The video explores the use of OpenAI's GPT-3 AI text generator to generate video ideas, with mixed results, and discusses the potential and limitations of AI technology.
The speaker is struggling to come up with new ideas for videos during lockdown and has exhausted all computer science and language topics, and while freelance researchers have found potential stories, there is a certain aspect that makes a video "right for this channel" that is difficult to define.
OpenAI's GPT-3 AI text generator creates over a thousand plausible video titles from a list of previous videos, hoping to find at least one good idea.
GPT-3 is a state-of-the-art AI text generator that can continue text in the same style and come up with new sentences.
OpenAI's language model was able to generate plausible-sounding video titles when given a list of previous videos, producing over a thousand of them, with the hope of finding at least one good idea.
AI-generated video titles were mostly dull and uninteresting, with some nonsensical suggestions, but with the right temperature setting, it did suggest some real places.
The speaker discusses various video ideas suggested by an AI, including a seaplane terminal and a CIA plot to kill Castro with explosive seashells, but notes that the most interesting suggestions are completely fictional.

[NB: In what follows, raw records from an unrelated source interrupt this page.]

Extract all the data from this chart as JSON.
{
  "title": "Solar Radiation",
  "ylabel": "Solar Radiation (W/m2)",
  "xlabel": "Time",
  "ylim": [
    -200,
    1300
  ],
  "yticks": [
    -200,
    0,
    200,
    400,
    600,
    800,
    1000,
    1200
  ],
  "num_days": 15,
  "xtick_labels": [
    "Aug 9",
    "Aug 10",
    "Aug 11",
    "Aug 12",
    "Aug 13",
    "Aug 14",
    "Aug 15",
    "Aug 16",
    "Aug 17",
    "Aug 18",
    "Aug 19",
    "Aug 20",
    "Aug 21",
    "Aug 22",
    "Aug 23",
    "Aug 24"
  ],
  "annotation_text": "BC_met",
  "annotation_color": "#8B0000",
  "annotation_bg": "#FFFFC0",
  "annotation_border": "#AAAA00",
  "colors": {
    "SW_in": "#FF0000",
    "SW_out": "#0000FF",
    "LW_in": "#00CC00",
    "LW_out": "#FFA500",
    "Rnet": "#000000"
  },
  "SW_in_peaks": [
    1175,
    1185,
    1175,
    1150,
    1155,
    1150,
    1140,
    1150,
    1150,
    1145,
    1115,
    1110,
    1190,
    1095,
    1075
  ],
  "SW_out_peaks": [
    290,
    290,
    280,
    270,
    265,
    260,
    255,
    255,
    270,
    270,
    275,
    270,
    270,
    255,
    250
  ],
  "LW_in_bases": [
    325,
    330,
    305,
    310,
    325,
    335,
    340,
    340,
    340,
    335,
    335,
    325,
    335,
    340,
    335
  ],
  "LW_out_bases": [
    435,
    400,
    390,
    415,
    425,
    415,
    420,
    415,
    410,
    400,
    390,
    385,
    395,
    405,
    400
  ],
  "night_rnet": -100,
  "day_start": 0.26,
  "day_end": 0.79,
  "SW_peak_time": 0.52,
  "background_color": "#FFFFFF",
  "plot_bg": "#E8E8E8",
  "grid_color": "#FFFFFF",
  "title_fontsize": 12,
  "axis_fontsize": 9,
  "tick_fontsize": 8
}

The speaker experimented with an AI-generated script for a video idea about a Russian utopia in East Yorkshire, which was not real but the AI delivered exactly what was asked for.
Baroness Helena von Hahn's dream of creating a Russian utopia in Holderness, West Yorkshire, through the purchase of land from an entrepreneur named Thomas Kirby, was a fictional story.
OpenAI is putting limits and ethical guidelines on its text generator to prevent people from asking for human-sounding political arguments or fake reviews, but we don't know where we are on the sigmoid curve of AI technology.